I was looking into getting Vue Esprit 2015 with panoramic rendering plugin specifically to be able to render clouds, but I don’t seem to find any examples / training for that either.
So, I am looking for a solution to my problem - I need an ability to render equirectangular believable couldscapes and skies with alpha mask for clouds (or better yet just render clouds separately from skies).
Any ideas?
Thanks
P.S. By believable clouds I mean clouds that look closer to realistic ones and “wow” a person looking at it, not overly stylized or low poly clouds.
Strictly speaking, planets appear behind the atmosphere as well as behind the clouds. Think of the times you see the moon at daytime. The dark half of the moon appears to be the same blue as the sky. This can be achieved by placing the moon/planet over the sky image image using screen transparency. I’m not sure if this is what you want, but it can look really nice. But this doesn’t affect that you have to cut outthe clouds… can this be achieved by keying out the blues?
The edges of the clouds were picking up a little blue which was clashing with the replaced background, so I desaturated them for the mix. It was a quick and dirty test, so I’m sure there are more robust ways to go about this.
I’ve been using sky domes with vertex paint distribution maps feeding into cycles for clouds recently and been getting quite good results that render quickly. It leaves the non cloud areas transparent behind which I have my cycles sky texture but you could easily add in planets etc.
Issccp, it’s just something I’ve been trying. I like to try lots of different way of making clouds. its nothing fancy -
a well divided skydome
vertex paint the main clouds/ cloud masses onto the sky dome - this is what I meant by the distribution map.
use the vertex color at the start of your node chain and multiply with suitable noise controlled by a color ramp to give the cloud areas suitable cloud texture.
the distribution map is used to fac between the noise textured clouds and a transparent shader.
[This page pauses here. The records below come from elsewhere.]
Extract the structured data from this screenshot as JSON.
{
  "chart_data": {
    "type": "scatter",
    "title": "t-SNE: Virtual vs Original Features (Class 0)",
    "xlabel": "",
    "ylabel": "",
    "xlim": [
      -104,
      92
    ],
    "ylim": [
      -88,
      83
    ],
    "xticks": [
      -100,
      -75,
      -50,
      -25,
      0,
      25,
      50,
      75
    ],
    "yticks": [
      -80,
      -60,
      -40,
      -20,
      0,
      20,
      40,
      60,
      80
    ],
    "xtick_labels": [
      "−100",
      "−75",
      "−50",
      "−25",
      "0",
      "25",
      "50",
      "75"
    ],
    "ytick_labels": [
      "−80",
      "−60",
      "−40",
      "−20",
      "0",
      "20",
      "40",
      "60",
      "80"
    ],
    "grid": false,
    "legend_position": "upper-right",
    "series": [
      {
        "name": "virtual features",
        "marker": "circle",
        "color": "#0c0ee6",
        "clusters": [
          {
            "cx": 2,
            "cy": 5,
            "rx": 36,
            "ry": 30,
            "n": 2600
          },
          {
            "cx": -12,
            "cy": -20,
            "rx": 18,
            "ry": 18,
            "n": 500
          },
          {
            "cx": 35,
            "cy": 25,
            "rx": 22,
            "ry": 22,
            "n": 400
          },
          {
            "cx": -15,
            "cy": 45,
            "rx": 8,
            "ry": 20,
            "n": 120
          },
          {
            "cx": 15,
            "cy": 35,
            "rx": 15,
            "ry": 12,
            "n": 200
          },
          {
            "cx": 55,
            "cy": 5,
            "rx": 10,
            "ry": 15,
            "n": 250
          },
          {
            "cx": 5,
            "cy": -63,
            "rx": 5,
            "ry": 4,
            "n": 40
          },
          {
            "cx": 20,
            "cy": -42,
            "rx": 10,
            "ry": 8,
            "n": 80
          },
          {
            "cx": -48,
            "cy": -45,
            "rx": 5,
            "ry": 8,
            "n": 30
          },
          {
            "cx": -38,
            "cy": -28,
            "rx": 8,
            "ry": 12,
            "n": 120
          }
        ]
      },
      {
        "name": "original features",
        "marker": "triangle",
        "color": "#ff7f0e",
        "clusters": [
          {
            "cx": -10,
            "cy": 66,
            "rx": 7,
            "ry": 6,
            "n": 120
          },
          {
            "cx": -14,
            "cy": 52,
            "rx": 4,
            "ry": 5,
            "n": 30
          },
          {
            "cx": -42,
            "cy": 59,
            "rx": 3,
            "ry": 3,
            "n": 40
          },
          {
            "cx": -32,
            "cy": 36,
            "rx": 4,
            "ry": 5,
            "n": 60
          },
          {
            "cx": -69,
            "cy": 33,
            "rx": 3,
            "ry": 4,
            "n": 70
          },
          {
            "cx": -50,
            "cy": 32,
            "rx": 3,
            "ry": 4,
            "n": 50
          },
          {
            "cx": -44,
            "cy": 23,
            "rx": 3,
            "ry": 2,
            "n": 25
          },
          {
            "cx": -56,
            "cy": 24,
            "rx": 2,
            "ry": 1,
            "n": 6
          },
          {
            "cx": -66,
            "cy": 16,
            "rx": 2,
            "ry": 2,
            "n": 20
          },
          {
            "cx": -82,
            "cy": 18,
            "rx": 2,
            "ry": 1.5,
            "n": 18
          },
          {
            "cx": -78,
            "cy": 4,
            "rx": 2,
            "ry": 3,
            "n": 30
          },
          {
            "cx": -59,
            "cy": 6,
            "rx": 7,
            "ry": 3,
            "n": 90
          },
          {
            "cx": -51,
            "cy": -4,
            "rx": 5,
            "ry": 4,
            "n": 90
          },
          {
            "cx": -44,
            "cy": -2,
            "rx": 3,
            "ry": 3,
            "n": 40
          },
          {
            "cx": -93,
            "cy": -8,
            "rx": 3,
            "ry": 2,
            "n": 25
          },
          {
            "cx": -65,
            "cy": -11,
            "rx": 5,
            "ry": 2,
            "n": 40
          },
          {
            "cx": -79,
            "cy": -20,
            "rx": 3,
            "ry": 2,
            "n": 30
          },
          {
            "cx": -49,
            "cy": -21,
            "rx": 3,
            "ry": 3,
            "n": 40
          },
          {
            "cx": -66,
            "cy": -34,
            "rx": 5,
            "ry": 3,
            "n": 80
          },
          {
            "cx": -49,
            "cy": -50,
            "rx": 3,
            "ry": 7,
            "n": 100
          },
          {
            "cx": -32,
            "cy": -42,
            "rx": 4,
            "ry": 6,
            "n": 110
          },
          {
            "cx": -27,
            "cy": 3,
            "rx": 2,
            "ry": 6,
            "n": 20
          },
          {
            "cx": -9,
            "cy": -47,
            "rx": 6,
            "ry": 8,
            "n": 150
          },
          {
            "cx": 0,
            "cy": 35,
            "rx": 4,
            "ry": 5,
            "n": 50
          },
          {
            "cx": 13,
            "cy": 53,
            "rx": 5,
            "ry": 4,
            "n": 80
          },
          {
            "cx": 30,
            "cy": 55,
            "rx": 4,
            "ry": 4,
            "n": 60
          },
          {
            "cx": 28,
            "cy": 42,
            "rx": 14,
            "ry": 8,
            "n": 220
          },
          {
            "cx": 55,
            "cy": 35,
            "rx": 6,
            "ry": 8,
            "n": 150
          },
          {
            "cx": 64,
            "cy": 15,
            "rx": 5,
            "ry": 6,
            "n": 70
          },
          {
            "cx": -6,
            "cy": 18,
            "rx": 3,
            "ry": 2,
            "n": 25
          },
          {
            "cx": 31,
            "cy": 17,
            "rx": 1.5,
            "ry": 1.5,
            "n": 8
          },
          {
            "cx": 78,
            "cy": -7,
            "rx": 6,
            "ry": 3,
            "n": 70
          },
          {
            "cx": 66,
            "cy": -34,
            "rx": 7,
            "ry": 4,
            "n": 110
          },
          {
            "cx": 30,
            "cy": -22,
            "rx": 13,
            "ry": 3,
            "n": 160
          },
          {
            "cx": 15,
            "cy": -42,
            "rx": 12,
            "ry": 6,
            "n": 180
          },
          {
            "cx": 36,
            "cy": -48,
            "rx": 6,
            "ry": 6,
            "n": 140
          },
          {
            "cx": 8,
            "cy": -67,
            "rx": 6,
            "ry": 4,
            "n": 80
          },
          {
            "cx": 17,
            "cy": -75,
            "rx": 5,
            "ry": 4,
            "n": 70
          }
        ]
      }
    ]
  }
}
Thus turning areas out with the painted areas transparent.
suitable painting blurring etc of the cloud distribution map gives hard or soft cloud areas.
the transparency allows the sky texture behind to show through.
thats the basics. It’s heavy on vertexes though compared to a simple sky dome but it renders fast. Actually many of the vortexes out with painted areas can be easily deleted once the desired sky distribution is reached.
ive been using this to try to get another method of making clouds exactly distributed where I want them and more control over cloud hard soft edges. I can post a blend if I’m not explaining it properly.